1. Smartwatches can provide a measure of reassurance for both relatives and community staff as part of a broader senior living platform, says Mike Webster, director of senior living for STANLEY Healthcare.
“Linking the data collected from a smart watch to a family application can provide peace of mind with the ability to view vital signs, receive alerts and notifications, and send messages,” Webster explains. Strategically placed ADL activity tags can be used in conjunction with the devices to monitor for deviations in day-to-day activities, he adds.
For staff, the devices can be a big component of enhanced telehealth efforts and remote patient monitoring. Thanks to updates to the 2019 Physician Fee Schedule and Quality Payment Program, which included three new CPT codes for reimbursement of remote patient monitoring, “investments in technology to support RPM services can yield a significant [return on investment] for senior living operators.”
Elopement prevention is a major benefit. Severe dementia and Alzheimer’s residents in institutional memory care units typically benefit most from the use of RFID (radio frequency identification), while RF beacons and systems that leverage GPS, cellular triangulation and geo-fencing are geared more toward individuals with moderate and milder cognitive decline who are still living in the community, adds Majd Alwan, Ph.D., senior vice president of technology for LeadingAge and executive director of the Center for Aging Services Technologies.
One of the devices’ most recognized benefits — automatic fall detection and emergency calling capability — are highly suitable for frail residents at high risk of falling, says Alwan, whose CAST staff evaluates and provides information on a wide array of senior living technologies.
2. Careful and thoughtful planning are needed to successfully implement the use of smart watches on a facility- or community-wide scale.
Alwan advises going forward with implementation as long as staff ensure devices are actually being worn and know how to locate the devices if they aren’t. Residents and staff also need to understand what various device alerts mean, and methods must be in place to stay vigilant on device battery charging. The watches also should integrate smoothly with existing systems like nurse call systems.
3. Adoption and compliance are critical for the success of any implementation.
Alwan encourages managers to ensure residents are convinced of the value of the smart watch. Good adoption tactics include group gamification exercises, complemented by staff training and education.
STANLEY’s Webster strongly urges engaging family when introducing smart watches.
“National averages suggest that the amount of time residents interact with caregivers is less than three hours per day,” he says. “Stats like this should be used to educate residents and families about the value offered by smart watch capabilities when a caregiver is not present.”

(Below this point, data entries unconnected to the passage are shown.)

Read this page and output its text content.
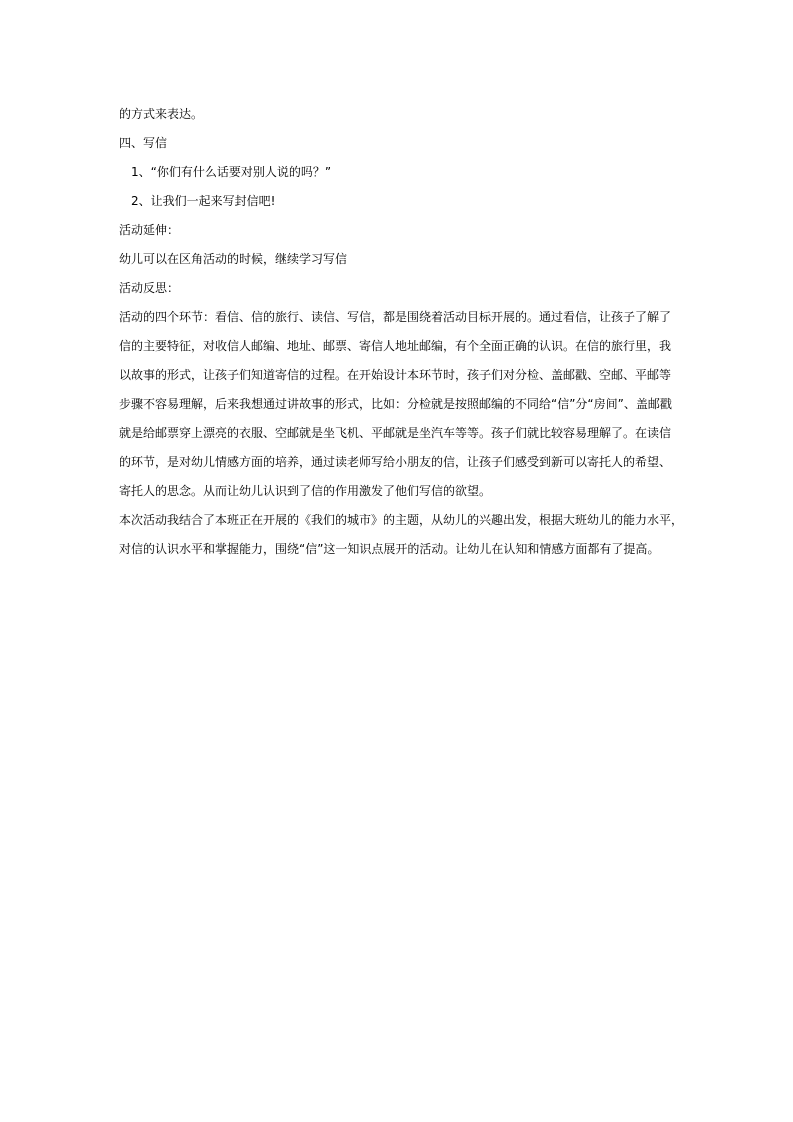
的方式来表达。

四、写信

1、“你们有什么话要对别人说的吗？”

2、让我们一起来写封信吧!

活动延伸：

幼儿可以在区角活动的时候，继续学习写信

活动反思：

活动的四个环节：看信、信的旅行、读信、写信，都是围绕着活动目标开展的。通过看信，让孩子了解了

信的主要特征，对收信人邮编、地址、邮票、寄信人地址邮编，有个全面正确的认识。在信的旅行里，我

以故事的形式，让孩子们知道寄信的过程。在开始设计本环节时，孩子们对分检、盖邮戳、空邮、平邮等

步骤不容易理解，后来我想通过讲故事的形式，比如：分检就是按照邮编的不同给“信”分“房间”、盖邮戳

就是给邮票穿上漂亮的衣服、空邮就是坐飞机、平邮就是坐汽车等等。孩子们就比较容易理解了。在读信

的环节，是对幼儿情感方面的培养，通过读老师写给小朋友的信，让孩子们感受到新可以寄托人的希望、

寄托人的思念。从而让幼儿认识到了信的作用激发了他们写信的欲望。

本次活动我结合了本班正在开展的《我们的城市》的主题，从幼儿的兴趣出发，根据大班幼儿的能力水平，

对信的认识水平和掌握能力，围绕“信”这一知识点展开的活动。让幼儿在认知和情感方面都有了提高。
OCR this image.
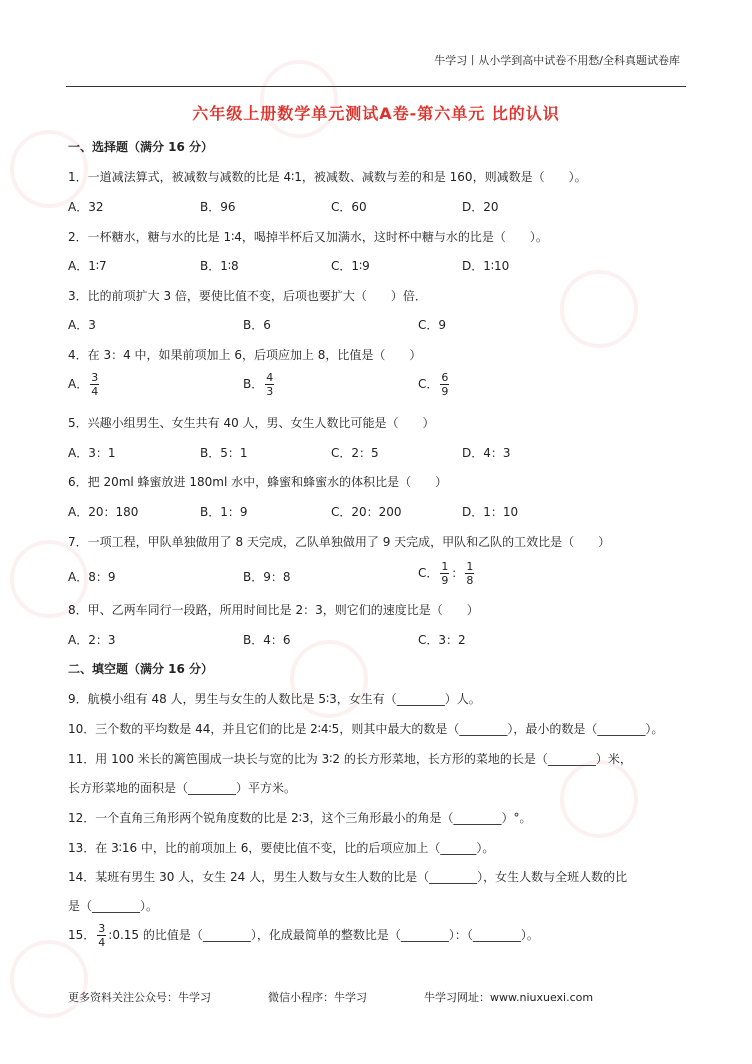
牛学习丨从小学到高中试卷不用愁/全科真题试卷库
六年级上册数学单元测试A卷-第六单元 比的认识
一、选择题（满分 16 分）
1．一道减法算式，被减数与减数的比是 4∶1，被减数、减数与差的和是 160，则减数是（　　）。
A．32	B．96	C．60	D．20
2．一杯糖水，糖与水的比是 1∶4，喝掉半杯后又加满水，这时杯中糖与水的比是（　　）。
A．1∶7	B．1∶8	C．1∶9	D．1∶10
3．比的前项扩大 3 倍，要使比值不变，后项也要扩大（　　）倍．
A．3	B．6	C．9
4．在 3：4 中，如果前项加上 6，后项应加上 8，比值是（　　）
A． $\frac{3}{4}$	B． $\frac{4}{3}$	C． $\frac{6}{9}$
5．兴趣小组男生、女生共有 40 人，男、女生人数比可能是（　　）
A．3：1	B．5：1	C．2：5	D．4：3
6．把 20ml 蜂蜜放进 180ml 水中，蜂蜜和蜂蜜水的体积比是（　　）
A．20：180	B．1：9	C．20：200	D．1：10
7．一项工程，甲队单独做用了 8 天完成，乙队单独做用了 9 天完成，甲队和乙队的工效比是（　　）
A．8：9	B．9：8	C． $\frac{1}{9}$ ： $\frac{1}{8}$
8．甲、乙两车同行一段路，所用时间比是 2：3，则它们的速度比是（　　）
A．2：3	B．4：6	C．3：2
二、填空题（满分 16 分）
9．航模小组有 48 人，男生与女生的人数比是 5∶3，女生有（________）人。
10．三个数的平均数是 44，并且它们的比是 2∶4∶5，则其中最大的数是（________），最小的数是（________）。
11．用 100 米长的篱笆围成一块长与宽的比为 3∶2 的长方形菜地，长方形的菜地的长是（________）米，
长方形菜地的面积是（________）平方米。
12．一个直角三角形两个锐角度数的比是 2∶3，这个三角形最小的角是（________）°。
13．在 3∶16 中，比的前项加上 6，要使比值不变，比的后项应加上（______）。
14．某班有男生 30 人，女生 24 人，男生人数与女生人数的比是（________），女生人数与全班人数的比
是（________）。
15． $\frac{3}{4}$ :0.15 的比值是（________），化成最简单的整数比是（________）：（________）。
更多资料关注公众号：牛学习	微信小程序：牛学习	牛学习网址：www.niuxuexi.com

Various tactics can be used to drive compliance, including on-wrist charging capabilities and choosing smart watches that are water- and sweat-proof.
4. Be mindful of major caveats behind smart watches, experts advise.
“We do not recommend that smart watches be used for life safety applications such as fall detection, wander prevention and emergency call,” says Brenda Gallenberger-Klumb, director of marketing and corporate communications at RF Technologies. “Our testing shows that fall detecting apps on these types of devices are unreliable, generating a high false alarm rate and missing some types of falls altogether.”
She adds that emergency call capability is reliant on the quality of the cellular connection and availability of the cloud.
Smart watches also can act like battery “vampires.”
“Any life-safety application is dependent on the resident, or a staff member, remembering to keep the battery charged at all times,” says Gallenberger-Klumb, who bemoans that her own smart watch “goes dead on me two-to-three times a week.”
She adds that Wi-Fi connections tend to drain watch batteries more slowly than cellular connections.
There are security concerns such as device theft and information privacy. Experts say voice-activated features on smart phones are currently not HIPAA compliant.
“They should not be used to collect privileged health information,” says Gallenberger-Klumb.
Finally, experts advise facilities to responsibly mine the data devices generate.
“Simply collecting data will not improve the quality of care,” says Webster. “The true opportunity for smart senior living is the broader IoT platform that aggregates the data collected by a smart watch or other connected device to drive the insights that can help seniors live longer in a home environment and help caregivers improve care.”